Прикурив, он глубоко затянулся, пряча сигарету в кулаке.

— Значит, так… Когда я вчера появился у Мигалевой, она от растерянности не могла даже слова вымолвить. Хватает ртом воздух и потихоньку становится серой. Коленочки подкашиваются, того и гляди, упадет в обморок. Ты бы видел ее физиономию! Наблюдать подобные сцены свыше моих сил. Но… она оказалась на редкость выносливой старушкой. Ну, в общем, стала меня обо всем расспрашивать. Не привел ли хвоста и так далее… Но я держался нашей версии. А она — стерва! Допрашивала меня, как заправский следователь! Знаешь, чуть не «расколола». В этом деле у нее чувствуется большой профессионализм. Можешь мне поверить. Тогда я показал ей золотишко и сказал, что если она мне за него не заплатит, плюну и уйду. И вообще, в «енти» дела я больше не играю. Срок мне мотать неохота. И так едва ноги унес. Чуть не сутки, как волк, по лесу бродил. Думал, сандалии отброшу. Короче, попер на нее… А что? Надо было как-то на нее повлиять… И ты знаешь, тон сбавила. На полоктавы. Ночевать меня оставила в церкви. В какой-то келье. Ничего. Жить можно. Тепло… иконки там разные, лампадка теплится… «Ты, — говорит, — мил человек, на старуху не серчай. Всяко бывает. Отдохни, поспи здесь до утра. А утресь все и прояснится. Может, господь и не зря привел тебя, грешного, ко мне. Может, сгодишься на какое святое дело…» Закрыла меня на ключ и ушла. «Утресь» принеслась как угорелая. «Золотишко твое, — говорит, — я куплю. Не обижу грешную душу. Но… потом. Окажи маленькую услугу.
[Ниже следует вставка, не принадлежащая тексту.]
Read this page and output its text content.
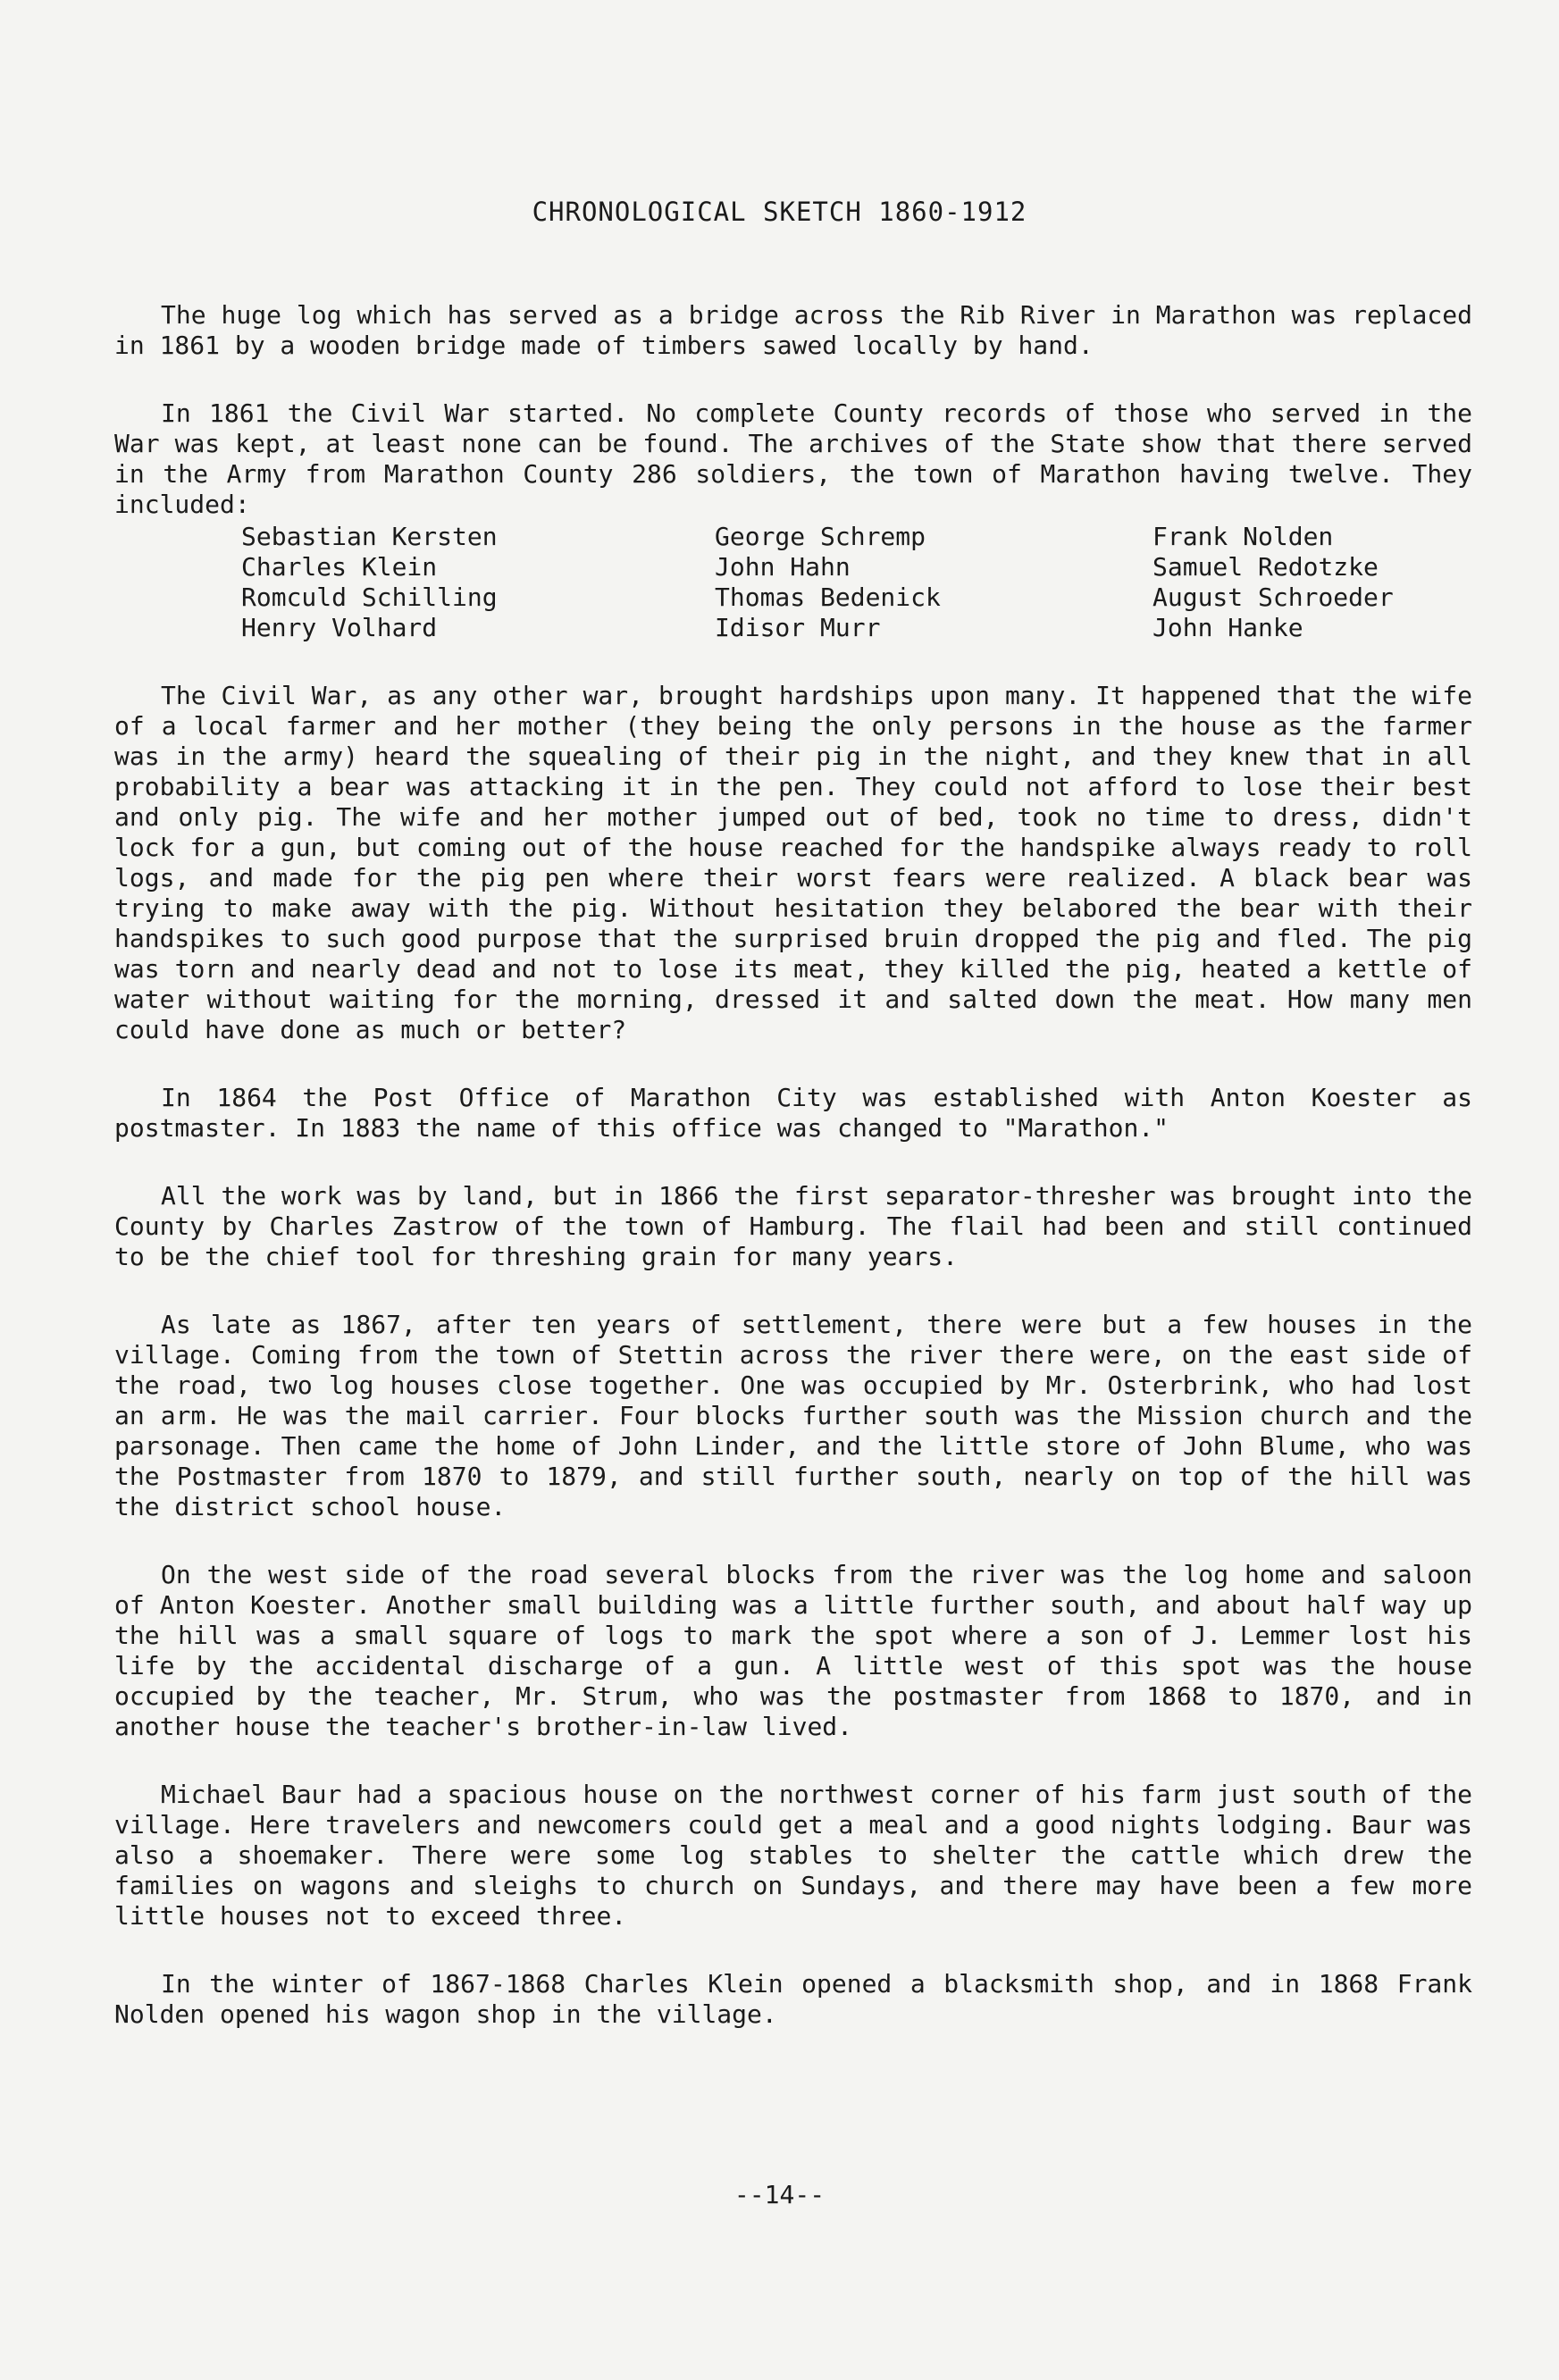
CHRONOLOGICAL SKETCH 1860-1912

The huge log which has served as a bridge across the Rib River in Marathon was replaced in 1861 by a wooden bridge made of timbers sawed locally by hand.

In 1861 the Civil War started. No complete County records of those who served in the War was kept, at least none can be found. The archives of the State show that there served in the Army from Marathon County 286 soldiers, the town of Marathon having twelve. They included:

Sebastian Kersten
Charles Klein
Romculd Schilling
Henry Volhard
George Schremp
John Hahn
Thomas Bedenick
Idisor Murr
Frank Nolden
Samuel Redotzke
August Schroeder
John Hanke

The Civil War, as any other war, brought hardships upon many. It happened that the wife of a local farmer and her mother (they being the only persons in the house as the farmer was in the army) heard the squealing of their pig in the night, and they knew that in all probability a bear was attacking it in the pen. They could not afford to lose their best and only pig. The wife and her mother jumped out of bed, took no time to dress, didn't lock for a gun, but coming out of the house reached for the handspike always ready to roll logs, and made for the pig pen where their worst fears were realized. A black bear was trying to make away with the pig. Without hesitation they belabored the bear with their handspikes to such good purpose that the surprised bruin dropped the pig and fled. The pig was torn and nearly dead and not to lose its meat, they killed the pig, heated a kettle of water without waiting for the morning, dressed it and salted down the meat. How many men could have done as much or better?

In 1864 the Post Office of Marathon City was established with Anton Koester as postmaster. In 1883 the name of this office was changed to "Marathon."

All the work was by land, but in 1866 the first separator-thresher was brought into the County by Charles Zastrow of the town of Hamburg. The flail had been and still continued to be the chief tool for threshing grain for many years.

As late as 1867, after ten years of settlement, there were but a few houses in the village. Coming from the town of Stettin across the river there were, on the east side of the road, two log houses close together. One was occupied by Mr. Osterbrink, who had lost an arm. He was the mail carrier. Four blocks further south was the Mission church and the parsonage. Then came the home of John Linder, and the little store of John Blume, who was the Postmaster from 1870 to 1879, and still further south, nearly on top of the hill was the district school house.

On the west side of the road several blocks from the river was the log home and saloon of Anton Koester. Another small building was a little further south, and about half way up the hill was a small square of logs to mark the spot where a son of J. Lemmer lost his life by the accidental discharge of a gun. A little west of this spot was the house occupied by the teacher, Mr. Strum, who was the postmaster from 1868 to 1870, and in another house the teacher's brother-in-law lived.

Michael Baur had a spacious house on the northwest corner of his farm just south of the village. Here travelers and newcomers could get a meal and a good nights lodging. Baur was also a shoemaker. There were some log stables to shelter the cattle which drew the families on wagons and sleighs to church on Sundays, and there may have been a few more little houses not to exceed three.

In the winter of 1867-1868 Charles Klein opened a blacksmith shop, and in 1868 Frank Nolden opened his wagon shop in the village.

--14--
Съезди в деревушку одну — Каменка называется. Отвези письмецо». «Нет, — отвечаю, — так дело не пойдет! Документишек у меня, окромя справки, никаких нет. Да и прибарахлиться не грех. Ты уж денежки мне сразу давай». «Дам, дам, — кивает. — Нету их у меня щас. Вот возвернешься, тогда и…» «Ладно, — соглашаюсь. — Поверю тебе на слово. Но если надуешь… Пеняй на себя! Весь песок из тебя вытрясу!» Смотрю, а она с лица линяет. «Какой песочек?» — спрашивает. Ни черта, думаю, у меня каламбурчик получился! Но виду не подаю. «Да тот, — отвечаю, — который из тебя давно сыплется, старая перешница!» Хихикнула. Вроде бы ни в чем не заподозрила. Настрочила тут же в келье бумаженцию, адресочек дала. Торопит: «Иди давай скорехонько на автобус. Он через час с небольшим отправляется. А тебе ишшо билеты покупать». Я уже уходить стал, а она меня за рукав придержала. «Золотишко-то оставь, — говорит. — Потеряешь, не приведи господи…»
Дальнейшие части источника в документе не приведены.